Chicago Parks District Field House Prototype 1
While OSB SIPs currently dominate the commercial and residential markets, precast-concrete SIPs, which were first produced in the 1960s, are making headway in the industry. Though they employ the same insulating material—typically EPS—as their OSB counterparts, precast SIPs can be used architecturally as well as structurally. They also offer a durability ideal for high-traffic projects, such as public facilities and schools.

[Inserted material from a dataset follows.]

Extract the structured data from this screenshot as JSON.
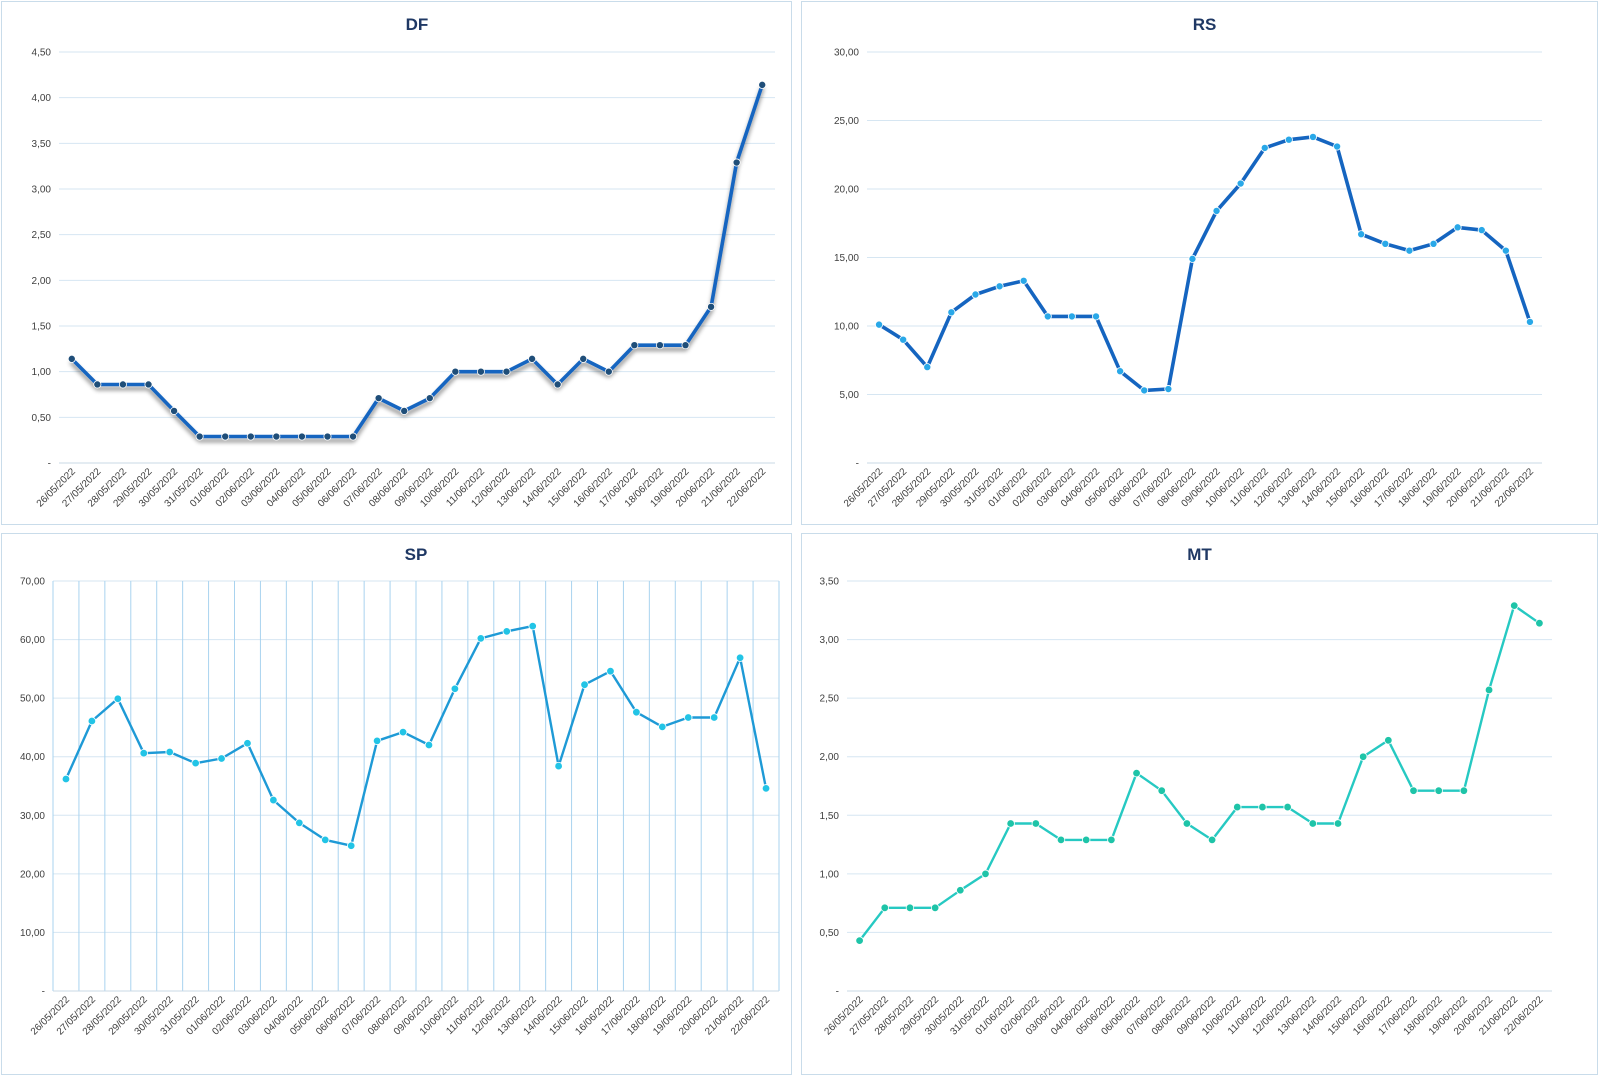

“It carries loads, creates a good durable finish, doesn’t burn or mold, and the insulation gives you high R-values,” says Brian Miller, managing director of business development at the Precast/Prestressed Concrete Institute (PCI), an industry organization based in Chicago. Precast SIPs also possess thermal mass, he says, allowing them to absorb and release energy slowly. While offering R-values similar to those of OSB SIPs, the precast panels’ combination of thermal mass and insulation creates a high-performance wall system that can create up to 25 percent savings on heating and cooling costs, according to PCI.
Chicago-based architecture firm Booth Hansen chose precast concrete SIPs for its design of a field-house prototype for the Chicago Parks District, which mandated that the project achieve LEED Silver certification. The 18,000-square-foot facility—designed with the potential to expand another 12,000 square feet—contains administrative and support functions, a gymnasium, and several fitness rooms.
One challenge that the designers faced in using precast SIPs for this project was the looming wall heights—up to 31 feet in the gymnasium. In order to provide adequate structural support within the panels to manage the walls’ dead loads, the SIPs were fabricated with concrete-composite ribs that tie together the exterior and interior concrete wythes. Because concrete is a poor thermal conductor, the risk of thermal bridging due to the connectors is not significant.
On the other hand, using precast SIPs allowed for fast erection times—even faster than those possible with conventional OSB SIPs; not only can the structure’s precast envelope and insulation be installed in one fell swoop, but precast SIPs can also be prefabricated with interior and exterior wall finishes already applied. The concrete can be molded to resemble brick, wood grain, or nearly any texture the designer can imagine. It can also be embedded with finishes such as brick veneer.
At the Field House Prototype 1, the exterior finish of the precast SIPs is exposed concrete with aggregate; form liners created articulated shadow lines, adding texture and a sense of permanence that is appropriate to a civic building. The finished interior wall, also exposed concrete, provides durability and eliminates the need for painting.
Saving Energy and the Environment
Structural insulated panels offer yet another instrument in a designer’s toolkit to create high-performance, economically efficient, and environmentally sensitive buildings. Along with creating tighter envelopes than are possible with traditional stick framing, SIPs combine the reliability of an engineered product complete with the waste-reducing benefits of prefabrication.
With the proper coordination and experience among the design and construction teams, SIPs can also lead to significant time savings on site and become a source of long-term energy savings—no small feat for today’s budget- and eco-conscious clients.
Note: This article and slideshow have been updated since first publication to reflect that the bulk of Finn Hill Middle School's construction was completed in about a year, and that the school is currently undergoing commissioning to ascertain whether it is meeting its targeted energy performance goals.